Software frontend/backend dealings...

Badly worded title, I have no idea what to word this one, but I just wanna talk about the hassle that is picking a frontend for Git. Nowadays everyone might just go and use an actual forge like forgejo or gitea, but that's not how git was supposed to be used like, git... git itself is what it is supposed to be used like... or well that's how torvalds thought it would but there are major issues that needs to be addressed.

The simple usage of Git

It's easy, you just use git with ssh and that's it. You have a server than you can ssh into, maybe you have a repo dir named `repositories/` in your `$HOME` and you put all your repos... well bare git repos with the command:

$ git init --bare <name>

And you clone with

$ git clone user@ip:repositories/<name>.git

And remember, `.git` is important. And you do every git things over ssh, like even hooks if you set them up on the server. (Like you could setup a post-recieve hook to update your site, but I don't do that)

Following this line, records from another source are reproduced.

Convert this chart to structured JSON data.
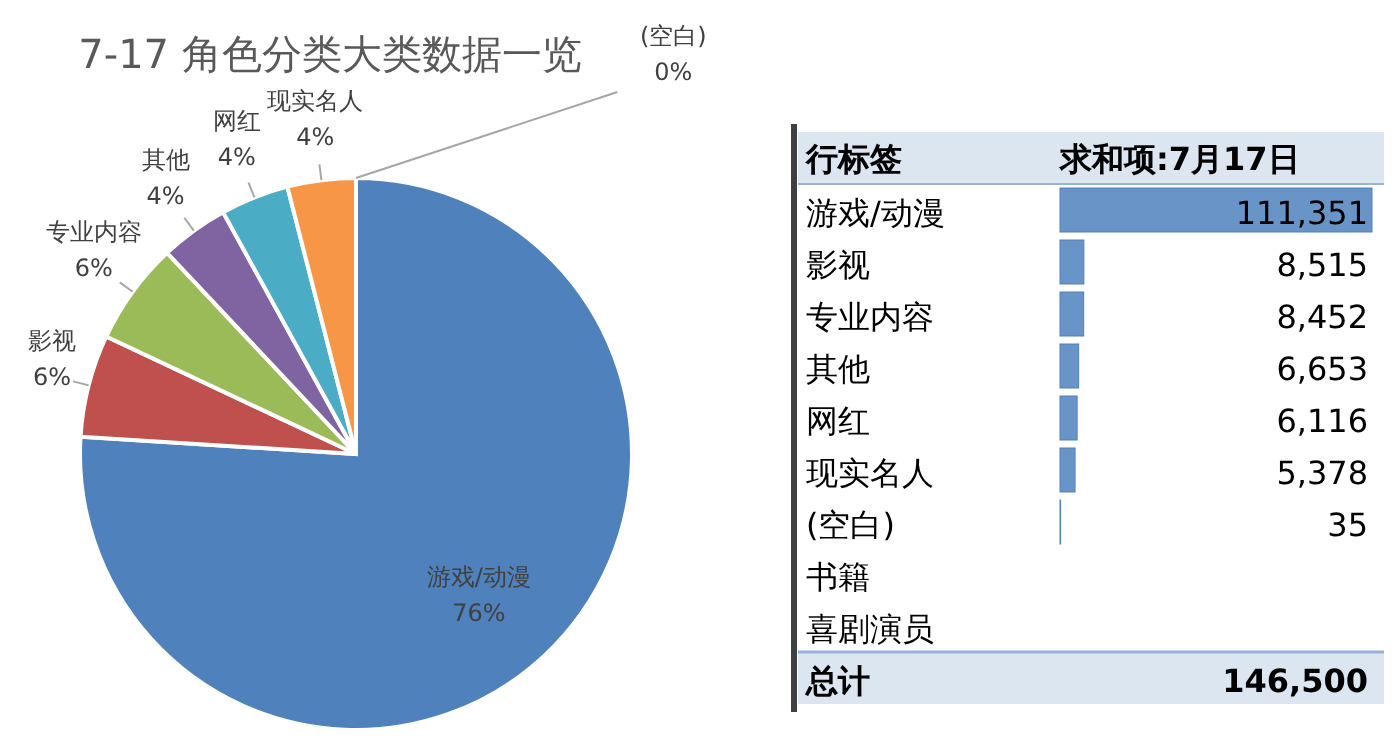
{
  "chart_data": [
    {
      "type": "pie",
      "title": "7-17 角色分类大类数据一览",
      "categories": [
        "游戏/动漫",
        "影视",
        "专业内容",
        "其他",
        "网红",
        "现实名人",
        "(空白)"
      ],
      "values": [
        76,
        6,
        6,
        4,
        4,
        4,
        0
      ],
      "colors": [
        "#4f81bd",
        "#c0504d",
        "#9bbb59",
        "#8064a2",
        "#4bacc6",
        "#f79646",
        "#2c4d75"
      ],
      "value_labels": [
        "76%",
        "6%",
        "6%",
        "4%",
        "4%",
        "4%",
        "0%"
      ]
    },
    {
      "type": "bar",
      "orientation": "horizontal",
      "ylabel": "行标签",
      "title": "求和项:7月17日",
      "categories": [
        "游戏/动漫",
        "影视",
        "专业内容",
        "其他",
        "网红",
        "现实名人",
        "(空白)",
        "书籍",
        "喜剧演员"
      ],
      "values": [
        111351,
        8515,
        8452,
        6653,
        6116,
        5378,
        35,
        null,
        null
      ],
      "value_labels": [
        "111,351",
        "8,515",
        "8,452",
        "6,653",
        "6,116",
        "5,378",
        "35",
        null,
        null
      ],
      "color": "#4f81bd",
      "annotations": [
        "总计",
        "146,500"
      ]
    }
  ]
}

That is about it you know, that is all you need for private repositories however. But... well git has a tool called git-daemon which allows people to clone repos over the `git://` protocol, which only allows pulling. So you have a workflow of pushing over ssh and pulling over git. That's the simplest form of working that has been designed. If you want multiple people to contribute to your project you just need them to send you a patch and you just apply it! Easy as that! If it is a large, projects it would require the needs of tracking things, which _that_ git really doesn't provide. Stuff like issue tracking, milestones and all that... or well there's tags to create a snapshot of a repo to be able to clone that part and compile that version. But with issue tracking, you need to use a mailing list, and for milestones you just to need to... perhaps just use the README file?

Gitolite?

*sigh*. Nonetheless git surely is enough. But well, now we talk about discovery, meaning frontend. the `git://` protocol is great but it doesn't help with discovery and also its kind of unfriendly to people who want to read about the project and are not that into technical aspects (although I just would hate them). But yeah, okay... we need something don't we. Well there is a tool that handles git stuff called

gitolite

that sits between your git user and you. Gitolite helps with the problem of having multiple user work in the same server but as virtual users instead of real users. But you really don't need this, you can just do it with git again... tbh virtual users or not doesn't really matter. But gitolite makes it simple.

Choosing one...

Then, yes, now it is time for the frontend bullshit. Picking a frontend is hard, infact I would want to create a frontend myself for the gemini protocol instead :-) (because there ain't any... or skyjake has one?). Most of the frontends are web based so that literally everyone in the planet earth can access it. Instead of dumping it into some underrated protocol that only the geekiest of people or well, somewhat geeky people; use.

Cgit, forgejo or stagit

I tried out cgit, when using with gitolite. The main problem is that it is a web CGI program, meaning it will be open to web scrapers and is bound to get DDoS'ed. There are a lot of dynamic things in cgit which is bad, and robots.txt ofcourse as it should just does not work. Forgejo has the same problem at a much higher level because of all the JS bs. I then tried out stagit... which is kind of difficult to use. Infact, it's _quite_ difficult to use. You would need a lot of git hooks to make stagit work, however it doesn't really support a lot of things that cgit does like snapshotting per commit, automatic tar archive per tag... But they all suffer the problem of being a web application.

Conclusion

Hence, I was thinking of making or well finding a program that allows me to statically compile git to my gemini capsule so I can host source code over the gemini protocol instead... And then when that's done, run kineto on it to make it accessable over https... or not... AAAAAh this is such a painful thing to decide, and there's no correct answer for this, its always problematic when it's stuff like this!

Anyways, I guess I still have no idea what I'd pick.